7. Juni 2011

Frankreich. DSK und die Überlegenheit der französischen Justiz


Die permanenten und eigens entsandten Korrespondenten des Figaro liefern den Lesern zum Vergewaltigungsvorwurf gegen Dominique Strauss-Kahn viel Text mit viel heißer Luft. Zu seiner ersten kurzen Anhörung vor dem New Yorker Gericht meint Kommentator Fusti, am 6. Juni 2011, um 16:06 Uhr: "4 min d'audience, 3 lignes d'information à tout casser.. et le Figaro en tire 4 articles de broderie sans aucun intérêt. Est-ce cela le journalisme? Je vous rassure néanmoins, 98% des autres médias d'information en sont au même point. C'est le plus tragique de l'affaire DSK, ce constat du vide que produisent nos médias d'information." 4 Min. Gerichtsverhandlung, 3 Zeilen höchstens ... und Le Figaro stickt daraus 4 Artikel ohne jedes Interesse. Ist das der Journalismus? Ich versichere Euch nichtsdestotrotz, 98% der Informationsmedien sind am selben Punkt. Das ist das allertragischste der Affäre DSK, die Feststellung der Leere, die unsere Informationsmedien produzieren.

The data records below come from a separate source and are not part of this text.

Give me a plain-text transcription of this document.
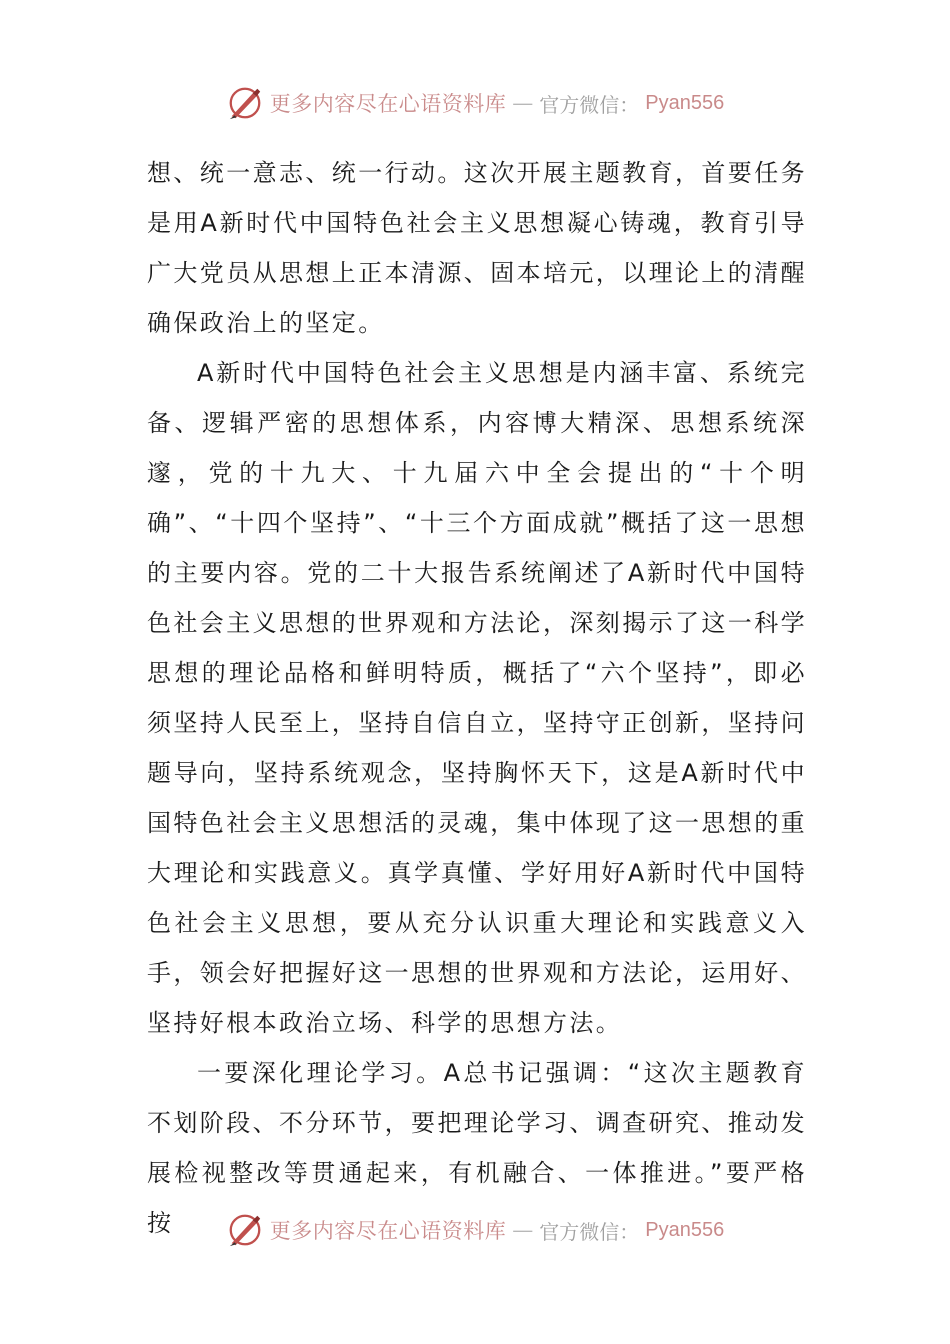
更多内容尽在心语资料库 — 官方微信： Pyan556

想、统一意志、统一行动。这次开展主题教育，首要任务是用A新时代中国特色社会主义思想凝心铸魂，教育引导广大党员从思想上正本清源、固本培元，以理论上的清醒确保政治上的坚定。

A新时代中国特色社会主义思想是内涵丰富、系统完备、逻辑严密的思想体系，内容博大精深、思想系统深邃，党的十九大、十九届六中全会提出的“十个明确”、“十四个坚持”、“十三个方面成就”概括了这一思想的主要内容。党的二十大报告系统阐述了A新时代中国特色社会主义思想的世界观和方法论，深刻揭示了这一科学思想的理论品格和鲜明特质，概括了“六个坚持”，即必须坚持人民至上，坚持自信自立，坚持守正创新，坚持问题导向，坚持系统观念，坚持胸怀天下，这是A新时代中国特色社会主义思想活的灵魂，集中体现了这一思想的重大理论和实践意义。真学真懂、学好用好A新时代中国特色社会主义思想，要从充分认识重大理论和实践意义入手，领会好把握好这一思想的世界观和方法论，运用好、坚持好根本政治立场、科学的思想方法。

一要深化理论学习。A总书记强调：“这次主题教育不划阶段、不分环节，要把理论学习、调查研究、推动发展检视整改等贯通起来，有机融合、一体推进。”要严格按	更多内容尽在心语资料库 — 官方微信： Pyan556
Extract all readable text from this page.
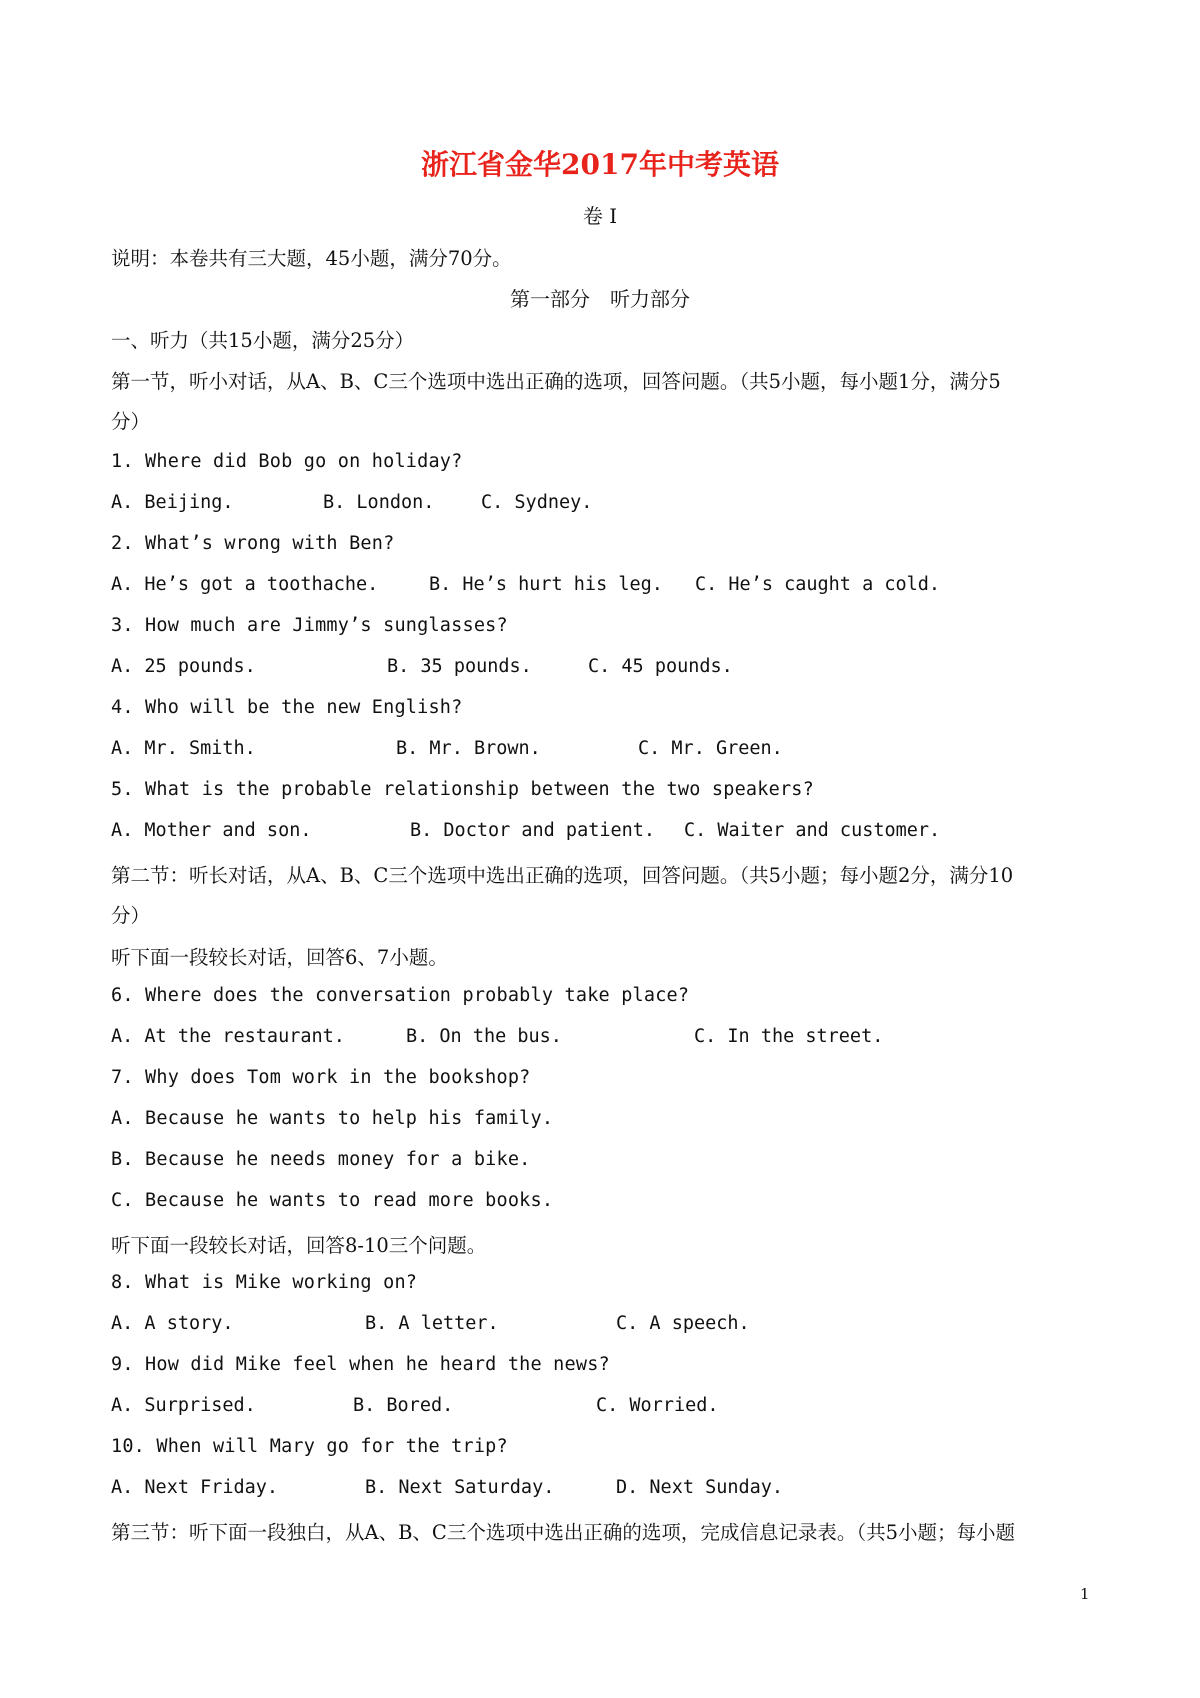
浙江省金华2017年中考英语
卷 I
说明：本卷共有三大题，45小题，满分70分。
第一部分　听力部分
一、听力（共15小题，满分25分）
第一节，听小对话，从A、B、C三个选项中选出正确的选项，回答问题。（共5小题，每小题1分，满分5
分）
1. Where did Bob go on holiday?
A. Beijing.	B. London.	C. Sydney.
2. What’s wrong with Ben?
A. He’s got a toothache.	B. He’s hurt his leg. C. He’s caught a cold.
3. How much are Jimmy’s sunglasses?
A. 25 pounds.	B. 35 pounds.	C. 45 pounds.
4. Who will be the new English?
A. Mr. Smith.	B. Mr. Brown.	C. Mr. Green.
5. What is the probable relationship between the two speakers?
A. Mother and son.	B. Doctor and patient. C. Waiter and customer.
第二节：听长对话，从A、B、C三个选项中选出正确的选项，回答问题。（共5小题；每小题2分，满分10
分）
听下面一段较长对话，回答6、7小题。
6. Where does the conversation probably take place?
A. At the restaurant.	B. On the bus.	C. In the street.
7. Why does Tom work in the bookshop?
A. Because he wants to help his family.
B. Because he needs money for a bike.
C. Because he wants to read more books.
听下面一段较长对话，回答8-10三个问题。
8. What is Mike working on?
A. A story.	B. A letter.	C. A speech.
9. How did Mike feel when he heard the news?
A. Surprised.	B. Bored.	C. Worried.
10. When will Mary go for the trip?
A. Next Friday.	B. Next Saturday.	D. Next Sunday.
第三节：听下面一段独白，从A、B、C三个选项中选出正确的选项，完成信息记录表。（共5小题；每小题
1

Dieser Kommentar ist nicht mehr aufzufinden unter dem Artikel von Amélie Lombard-Latune La journée cruciale de Strauss-Kahn. Der entscheidende Tag des Strauss-Kahn. Er wird der Berichterstattung nicht gerecht. Manche Leser bemerken anscheinend nicht, was die Artikel, gewollt oder ungewollt, in Nebensätzen aussagen: Sie handeln vom desolaten Justizsystem Frankreichs. Unter der Überschrift "Un procès fin 2011?" Ein Prozeß Ende 2011? weiß die Korrespondentin: "C'est la grande différence avec la procédure française: la justice peut aller vite." Das ist der große Unterschied zum französischen Verfahren, die Justiz kann schnell handeln.

In Frankreich wird der Justiz diese Fähigkeit genommen, sie ist nicht unabhängig, sondern die Exekutive in Gestalt des Staatspräsidenten und seiner Ministerialbeamten bestimmt, ob ein Prozeß durchgeführt wird, sie bestimmt Prozeßbeginn und -verlauf sowie das Urteil. Am Beispiel der Gerichtsverfahren gegen den Abgeordneten der Nationalversammlung Didier Julia und gegen den Stellvertretenden Bürgermeister von Neuilly-sur-Seine Philippe Karsenty, den Israel-Korrespondenten Charles Enderlin und seine Berichterstattung über die angebliche Erschießung des Mohammed al-Dura durch israelische Soldaten betreffend, haben meine Leser in mehreren Artikeln sehen können, wie Verfahren verschleppt, parteiisch durchgeführt und im Sinne vermeintlicher oder tatsächlicher Staatsinteressen beendet werden.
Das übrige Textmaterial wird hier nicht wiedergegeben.